You can see that we first create an HTTP task in the code, but the HTTP task cannot be directly added to the parallel task, so we need to use it to create a series first.
Each series has its own context, which is used to save the URL and the crawled results. You can learn related methods in our previous examples.

Saving and using the crawled results

The callback of an HTTP task is a simple lambda function, which saves the crawled result in its own series context, so that it can be retrieved by the parallel task.

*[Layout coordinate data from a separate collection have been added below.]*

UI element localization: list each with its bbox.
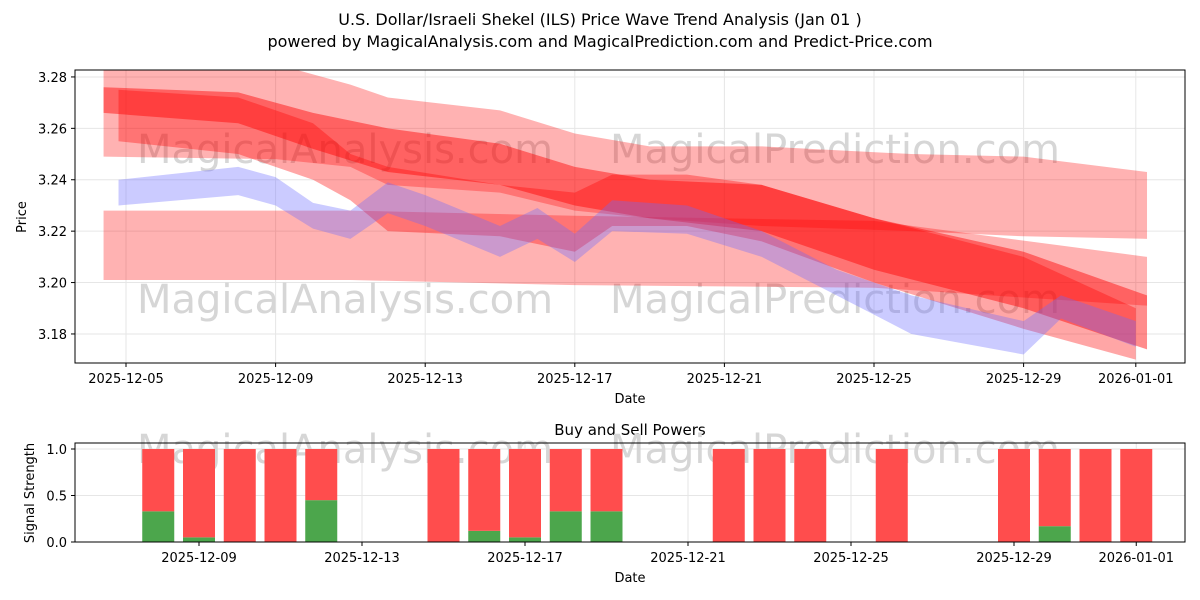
watermark: MagicalPrediction.com bbox=[610, 427, 1060, 473]
watermark: MagicalPrediction.com bbox=[610, 277, 1060, 323]
y-tick-label: 3.26 bbox=[38, 122, 67, 137]
x-tick-label: 2025-12-17 bbox=[487, 551, 563, 566]
y-tick-label: 0.5 bbox=[46, 490, 67, 505]
sell-bar bbox=[998, 449, 1030, 542]
signal-x-label: Date bbox=[614, 571, 645, 586]
signal-y-label: Signal Strength bbox=[23, 443, 38, 543]
sell-bar bbox=[1038, 449, 1071, 527]
y-tick-label: 3.24 bbox=[38, 174, 67, 189]
sell-bar bbox=[468, 449, 501, 531]
y-tick-label: 3.22 bbox=[38, 225, 67, 240]
x-tick-label: 2025-12-09 bbox=[238, 372, 314, 387]
price-grid bbox=[75, 70, 1185, 363]
blue-price-band bbox=[118, 166, 1136, 355]
buy-bar bbox=[1038, 526, 1071, 542]
buy-bar bbox=[142, 511, 175, 542]
sell-bar bbox=[1079, 449, 1112, 542]
watermark: MagicalAnalysis.com bbox=[137, 277, 553, 323]
red-price-band bbox=[103, 210, 1148, 306]
x-tick-label: 2025-12-21 bbox=[687, 372, 763, 387]
price-plot-frame bbox=[74, 69, 1186, 364]
x-tick-label: 2025-12-25 bbox=[813, 551, 889, 566]
x-tick-label: 2025-12-13 bbox=[387, 372, 463, 387]
sell-bar bbox=[549, 449, 582, 512]
buy-bar bbox=[468, 530, 501, 542]
x-tick-label: 2025-12-09 bbox=[161, 551, 237, 566]
signal-bars bbox=[142, 449, 1153, 542]
y-tick-label: 1.0 bbox=[46, 443, 67, 458]
sell-bar bbox=[590, 449, 623, 512]
sell-bar bbox=[223, 449, 256, 542]
buy-bar bbox=[549, 511, 582, 542]
sell-bar bbox=[753, 449, 786, 542]
buy-bar bbox=[183, 537, 215, 542]
sell-bar bbox=[305, 449, 338, 501]
price-bands bbox=[103, 70, 1148, 360]
signal-axis-ticks: 2025-12-09 2025-12-13 2025-12-17 2025-12-21… bbox=[46, 443, 1174, 566]
sell-bar bbox=[1120, 449, 1153, 542]
y-tick-label: 3.18 bbox=[38, 328, 67, 343]
x-tick-label: 2025-12-13 bbox=[324, 551, 400, 566]
chart-title: U.S. Dollar/Israeli Shekel (ILS) Price W… bbox=[338, 10, 861, 29]
x-tick-label: 2025-12-29 bbox=[976, 551, 1052, 566]
x-tick-label: 2025-12-17 bbox=[537, 372, 613, 387]
sell-bar bbox=[712, 449, 745, 542]
x-tick-label: 2025-12-21 bbox=[650, 551, 726, 566]
sell-bar bbox=[427, 449, 460, 542]
sell-bar bbox=[875, 449, 908, 542]
red-price-band bbox=[103, 70, 1148, 239]
sell-bar bbox=[183, 449, 215, 538]
watermark: MagicalAnalysis.com bbox=[137, 127, 553, 173]
sell-bar bbox=[794, 449, 827, 542]
x-tick-label: 2025-12-29 bbox=[986, 372, 1062, 387]
watermark: MagicalPrediction.com bbox=[610, 127, 1060, 173]
price-x-label: Date bbox=[614, 392, 645, 407]
price-y-label: Price bbox=[15, 201, 30, 233]
buy-bar bbox=[509, 537, 541, 542]
buy-bar bbox=[305, 500, 338, 542]
sell-bar bbox=[264, 449, 297, 542]
x-tick-label: 2026-01-01 bbox=[1098, 372, 1174, 387]
x-tick-label: 2025-12-05 bbox=[88, 372, 164, 387]
x-tick-label: 2026-01-01 bbox=[1098, 551, 1174, 566]
sell-bar bbox=[142, 449, 175, 512]
red-price-band bbox=[118, 89, 1136, 360]
sell-bar bbox=[509, 449, 541, 538]
signal-plot-frame bbox=[74, 442, 1186, 543]
bar-chart-title: Buy and Sell Powers bbox=[554, 421, 706, 439]
chart-subtitle: powered by MagicalAnalysis.com and Magic… bbox=[267, 32, 932, 51]
y-tick-label: 3.20 bbox=[38, 277, 67, 292]
y-tick-label: 3.28 bbox=[38, 71, 67, 86]
y-tick-label: 0.0 bbox=[46, 536, 67, 551]
x-tick-label: 2025-12-25 bbox=[836, 372, 912, 387]
buy-bar bbox=[590, 511, 623, 542]
price-axis-ticks: 2025-12-05 2025-12-09 2025-12-13 2025-12-17… bbox=[38, 71, 1174, 387]
red-price-band bbox=[103, 87, 1148, 350]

    task = WFTaskFactory::create_http_task(url, REDIRECT_MAX, RETRY_MAX,
        [](WFHttpTask *task)
    {
        tutorial_series_context *ctx =
            (tutorial_series_context *)series_of(task)->get_context();
        ctx->state = task->get_state();
        ctx->error = task->get_error();
        ctx->resp = std::move(*task->get_resp());
    });

This is necessary, because HTTP tasks will be recycled after the callback, so we have to use std::move() to move the resp.
In the callback of parallel tasks, we can easily get the results:

void callback(const ParallelWork *pwork)
{
    tutorial_series_context *ctx;
    const void *body;
    size_t size;
    size_t i;

    for (i = 0; i < pwork->size(); i++)
    {
        ctx = (tutorial_series_context *)pwork->series_at(i)->get_context();
        printf("%s\n", ctx->url.c_str());
        if (ctx->state == WFT_STATE_SUCCESS)
        {
            ctx->resp.get_parsed_body(&body, &size);
            printf("%zu%s\n", size, ctx->resp.is_chunked() ? " chunked" : "");
            fwrite(body, 1, size, stdout);
            printf("\n");
        }
        else
            printf("ERROR! state = %d, error = %d\n", ctx->state, ctx->error);

        delete ctx;
    }
}

Here, you can see the two new interfaces of ParallelWork, size() and series_at(i), which are used to obtain the number of the series in parallel and the ith parallel series respectively.
You can use series->get_context() to get the context of the series and print out the results.The printing order must be the same as with the order you add the series into the work.
In this example, there is no other work after the parallel tasks finish.
As we said above, ParallelWork is a kind of tasks, so you can use series_of() to get its series and add a new task.
However, if the crawled results are used in the new task, you need to use std::move() to move the data to the context of the series of that parallel task.

Starting a parallel task

As a parallel task is a kind of tasks, so there is nothing special in starting a parallel task. You can call start() directly, or you can use it to build or start a series.
In this example, we start a series, wake up the main process in the callback of this series, and exit the program normally.
We can also wake up the main process in the callback of parallel tasks, and there is little difference in the program behaviors. However, it is more formal to wake up the main process in the callback of the series.